What is Volumetric Compensation?
Although advanced manufacturing technology makes it possible to tolerance and make workpieces very precisely, imperfections still exist. Small as they may be, the fact that there are tolerances means that there are errors.
Coordinate measuring machines are no different from other products in this respect. While they are built to extremely tight tolerances, there are errors (roll, pitch, yaw, straightness, squarenesses and scale errors) in their structure that effect their accuracy. As manufacturing tolerances become increasingly tighter, it is necessary for CMMs to become more accurate.
The majority of the CMM's inaccuracies can be corrected automatically in the CMM’s computer. Once all of the geometric errors of the CMM are measured (called error mapping), they can be minimized or even eliminated by powerful algorithms in the CMM's software. This technique is called volumetric error compensation.
By eliminating errors mathematically, you lower the cost of manufacturing and provide the customer more performance for their money.

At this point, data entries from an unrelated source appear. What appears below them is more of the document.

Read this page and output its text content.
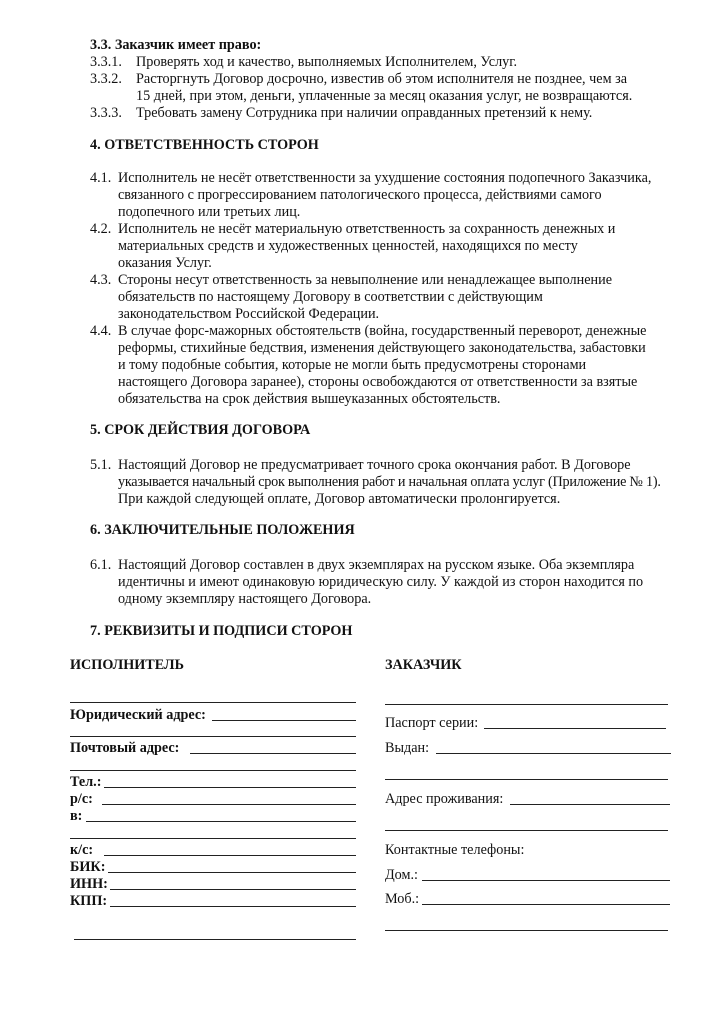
3.3. Заказчик имеет право:
3.3.1. Проверять ход и качество, выполняемых Исполнителем, Услуг.
3.3.2. Расторгнуть Договор досрочно, известив об этом исполнителя не позднее, чем за
15 дней, при этом, деньги, уплаченные за месяц оказания услуг, не возвращаются.
3.3.3. Требовать замену Сотрудника при наличии оправданных претензий к нему.
4. ОТВЕТСТВЕННОСТЬ СТОРОН
4.1. Исполнитель не несёт ответственности за ухудшение состояния подопечного Заказчика,
связанного с прогрессированием патологического процесса, действиями самого
подопечного или третьих лиц.
4.2. Исполнитель не несёт материальную ответственность за сохранность денежных и
материальных средств и художественных ценностей, находящихся по месту
оказания Услуг.
4.3. Стороны несут ответственность за невыполнение или ненадлежащее выполнение
обязательств по настоящему Договору в соответствии с действующим
законодательством Российской Федерации.
4.4. В случае форс-мажорных обстоятельств (война, государственный переворот, денежные
реформы, стихийные бедствия, изменения действующего законодательства, забастовки
и тому подобные события, которые не могли быть предусмотрены сторонами
настоящего Договора заранее), стороны освобождаются от ответственности за взятые
обязательства на срок действия вышеуказанных обстоятельств.
5. СРОК ДЕЙСТВИЯ ДОГОВОРА
5.1. Настоящий Договор не предусматривает точного срока окончания работ. В Договоре
указывается начальный срок выполнения работ и начальная оплата услуг (Приложение № 1).
При каждой следующей оплате, Договор автоматически пролонгируется.
6. ЗАКЛЮЧИТЕЛЬНЫЕ ПОЛОЖЕНИЯ
6.1. Настоящий Договор составлен в двух экземплярах на русском языке. Оба экземпляра
идентичны и имеют одинаковую юридическую силу. У каждой из сторон находится по
одному экземпляру настоящего Договора.
7. РЕКВИЗИТЫ И ПОДПИСИ СТОРОН
ИСПОЛНИТЕЛЬ
Юридический адрес:
Почтовый адрес:
Тел.:
р/с:
в:
к/с:
БИК:
ИНН:
КПП:
ЗАКАЗЧИК
Паспорт серии:
Выдан:
Адрес проживания:
Контактные телефоны:
Дом.:
Моб.:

Volumetric compensation can be best understood in terms of the relationship between a map and a compass. If you want to sail to a particular location, you have to know its true direction from your current position (origin). A compass and a map are used to determine your direction, or bearing. There is, however, a difference between true north and magnetic north. The difference between the two is called variation and is caused by non-uniformity in the earth’s magnetic field. Thus, to determine the true direction from one point to another, the variation between true north and magnetic north must be added or subtracted from the compass bearing.
In the map shown (Figure 13), the difference between true north and magnetic north (3° W), must be compensated for or a sailor would end up northwest of the intended goal and would run aground before reaching the final destination.
A coordinate measuring machine does a similar compensation automatically to remove the variations of the machine from the measurement.